= Talysh studies =

Talysh studies (Talysh: Tolışşunosәti) is one of the directions of Iranian studies, concentrated on the comprehensive study of Talyshistan, the Talysh language, the Talysh people, their history and culture.

== Headquarters ==
Talysh studies, being one of the areas of study of Iranian studies, are also studied and developed by scientists from Russia, Belarus, Azerbaijan, Armenia and the USA. At the Yerevan State University (YSU), at the Department of Iranian Studies, there is a master's program in Talysh Studies. One of the centers of Talysh studies is the Talysh National Academy, which aims to study and research Talyshistan in socio-economic, historical-ethnographic, archaeological, literary and linguistic terms. To achieve the set goals, the academy equips scientific expeditions to Talysh, convenes congresses, conferences, arranges excursions, public lectures, promotes the creation of scientific works on Talysh studies.

== History ==
===Early periods===
The impetus for the development of Talysh studies was the work of the famous linguist, historian, archaeologist and ethnographer Nikolai Marr "Talysh (on the issue of their national self-determination)" in 1922.
The next founder of Talysh studies was the Soviet Iranian scholar, Talyshist, professor of Moscow State University, Boris Miller, who in 1902 was sent to the Lankaran uyezd together with A.M. Zavadsky. The expedition mainly covered Northern Talyshistan, but, as noted by B. Miller, he managed to visit the southern part of Talysh three times.
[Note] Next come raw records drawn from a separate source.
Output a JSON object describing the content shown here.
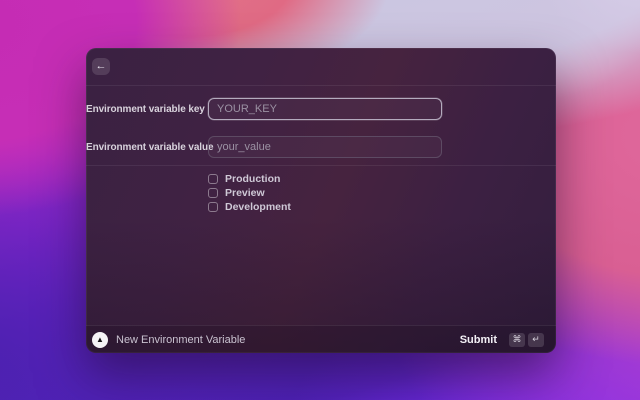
{
  "window": {
    "header": {
      "back_icon": "←"
    },
    "form": {
      "fields": [
        {
          "label": "Environment variable key",
          "placeholder": "YOUR_KEY",
          "value": "",
          "focused": true
        },
        {
          "label": "Environment variable value",
          "placeholder": "your_value",
          "value": "",
          "focused": false
        }
      ],
      "checkboxes": [
        {
          "label": "Production",
          "checked": false
        },
        {
          "label": "Preview",
          "checked": false
        },
        {
          "label": "Development",
          "checked": false
        }
      ]
    },
    "footer": {
      "app_icon_glyph": "▲",
      "title": "New Environment Variable",
      "primary_action": "Submit",
      "shortcut_keys": [
        "⌘",
        "↵"
      ]
    }
  },
  "colors": {
    "focused_input_border": "#b4abbe",
    "unfocused_input_border": "#5d4a63",
    "window_background": "#3c2141",
    "label_text": "#d8d2dc",
    "placeholder_text": "#9b91a3",
    "wallpaper_palette": [
      "#c52cb4",
      "#e2738a",
      "#c9c8e2",
      "#e0689c",
      "#7022ca",
      "#4c21b4",
      "#7d2ae8"
    ]
  }
}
In 1925, Miller was sent to the Talysh (probably not without the participation of Nikolai Marr), where he spent a month collecting significant field material and later in 1930 published the first collection of Talysh folklore "Talysh Texts". The same year, in "Scientific Notes", he published his other famous work – the article "On the question of the language of the population of Azerbaijan before the Turkish denunciation of this region", in which he proved that the Talysh language is a descendant of the ancient language, which existed before the Turkic migration – Āzarī. And already in 1929 the first Talysh book appeared, prepared by Talysh leaders Muzaffar Nasirli and Shokhub Mursalov, it was called “The First Book” (Talysh: Iminji Kitob). After the repressions of the late 1930s and after the 1950s, Talysh studies lost their applied significance. Boris Miller, however, remained devoted to the main work of his life – the study of the Talysh people – until his death. In 1953, being seriously ill, he managed to finalize and publish his voluminous monograph "Talysh language", which later became a classic for this direction of Iranian studies.

===Modern days===

As the Talysh researcher Igbal Abilov reports: Since the late 1980s, through the efforts of Novruzali Mammadov, Avaz Sadekhzadeh and others, Talysh humanities and, of course, Talysh studies have been gradually reviving. Talysh scientists, who from the late 1960s - early 1970s, conducted scattered and unsystematic scientific research related to the Talysh, began to create common platforms for the dissemination, multiplication and development of these studies.
– In a national newspaper "Tolyshi sado" - "The Voice of Talysh".